Paolo Borzacchiello
Che parole servono in un mondo che ci costringe a parlare attraverso schermi di vetro, a mascherarci e a star lontani dagli altri?

Al di là del momento contingente, i cambiamenti sociali prodotti dalla pandemia produrranno i loro effetti per molti, molti anni. Forse per sempre. Di fatto, il Covid-19 ci ha portato a cambiare radicalmente il nostro modo di interagire, da più punti di vista. Il primo, probabilmente quello con il quale faremo i conti per sempre, è la questione delle interazioni virtuali. Abbiamo scoperto che possiamo avere i nostri appuntamenti via web e che possiamo sostituire moltissimi incontri fisici con incontri virtuali. Chi ha più voglia, anche potendo, di farsi cento chilometri in auto o in treno quando ci si può collegare da casa o dall’ufficio? Per certi versi, si tratta di un’evoluzione: se è vero che alcune esperienze di persona sono insostituibili (penso ad esempio ai corsi di formazione che tanto amo), è anche vero che poter interagire a distanza comporta un poderoso risparmio di tempo e denaro per tutti. Al tempo stesso, dobbiamo evitare di correre il rischio che deriva dal pensare che per interagire via web basti fare le stesse cose che si facevano di persona, perché non è così.

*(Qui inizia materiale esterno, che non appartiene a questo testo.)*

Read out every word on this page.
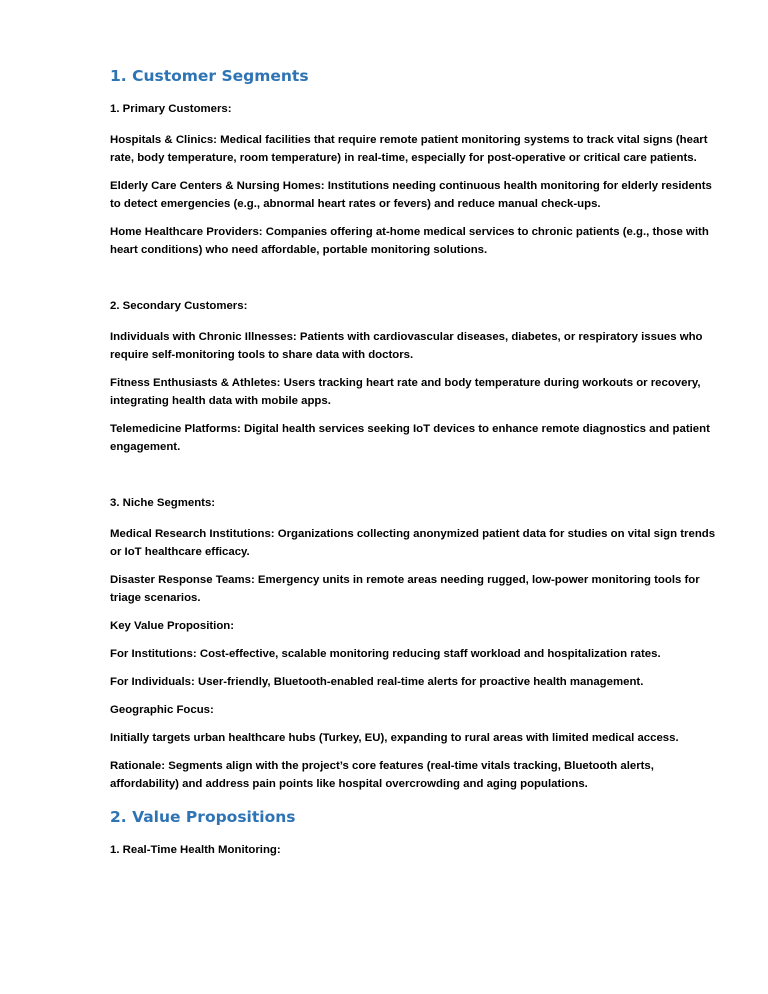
1. Customer Segments

1. Primary Customers:

Hospitals & Clinics: Medical facilities that require remote patient monitoring systems to track vital signs (heart rate, body temperature, room temperature) in real-time, especially for post-operative or critical care patients.

Elderly Care Centers & Nursing Homes: Institutions needing continuous health monitoring for elderly residents to detect emergencies (e.g., abnormal heart rates or fevers) and reduce manual check-ups.

Home Healthcare Providers: Companies offering at-home medical services to chronic patients (e.g., those with heart conditions) who need affordable, portable monitoring solutions.

2. Secondary Customers:

Individuals with Chronic Illnesses: Patients with cardiovascular diseases, diabetes, or respiratory issues who require self-monitoring tools to share data with doctors.

Fitness Enthusiasts & Athletes: Users tracking heart rate and body temperature during workouts or recovery, integrating health data with mobile apps.

Telemedicine Platforms: Digital health services seeking IoT devices to enhance remote diagnostics and patient engagement.

3. Niche Segments:

Medical Research Institutions: Organizations collecting anonymized patient data for studies on vital sign trends or IoT healthcare efficacy.

Disaster Response Teams: Emergency units in remote areas needing rugged, low-power monitoring tools for triage scenarios.

Key Value Proposition:

For Institutions: Cost-effective, scalable monitoring reducing staff workload and hospitalization rates.

For Individuals: User-friendly, Bluetooth-enabled real-time alerts for proactive health management.

Geographic Focus:

Initially targets urban healthcare hubs (Turkey, EU), expanding to rural areas with limited medical access.

Rationale: Segments align with the project’s core features (real-time vitals tracking, Bluetooth alerts, affordability) and address pain points like hospital overcrowding and aging populations.

2. Value Propositions

1. Real-Time Health Monitoring:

Uno dei principali problemi legati alle interazioni virtuali riguarda l’empatia. Che cala all’aumentare della distanza. Il cervello umano, da questo punto di vista, è totalmente irrazionale: non è razionale il fatto che il vostro cervello traduca distanza fisica con distanza emotiva, ma è così che succede e la ricerca, in tal senso, è lampante. La questione è che questo fatto non lo potete controllare: se il vostro cliente o interlocutore vi chiede un appuntamento via web, l’unica cosa che potete fare è concedergli quell’appuntamento via web. Non potete, cioè, controllare la variabile “distanza fisica” ma, sapendo che questa si traduce in un potenziale problema, la potete gestire, proprio (guarda caso) attraverso il linguaggio e, in particolar modo, attraverso le cosiddette metafore incarnate, ovvero metafore che il cervello traduce in modo letterale e, appunto, “incarna”. Dire al vostro interlocutore, ad esempio, durante una web call, che gli sarete “vicino” nel suo percorso aggira l’ostacolo della distanza fisica, inganna il cervello il quale non si accorge che “vicino” è una metafora, un modo di dire, e il gioco è fatto.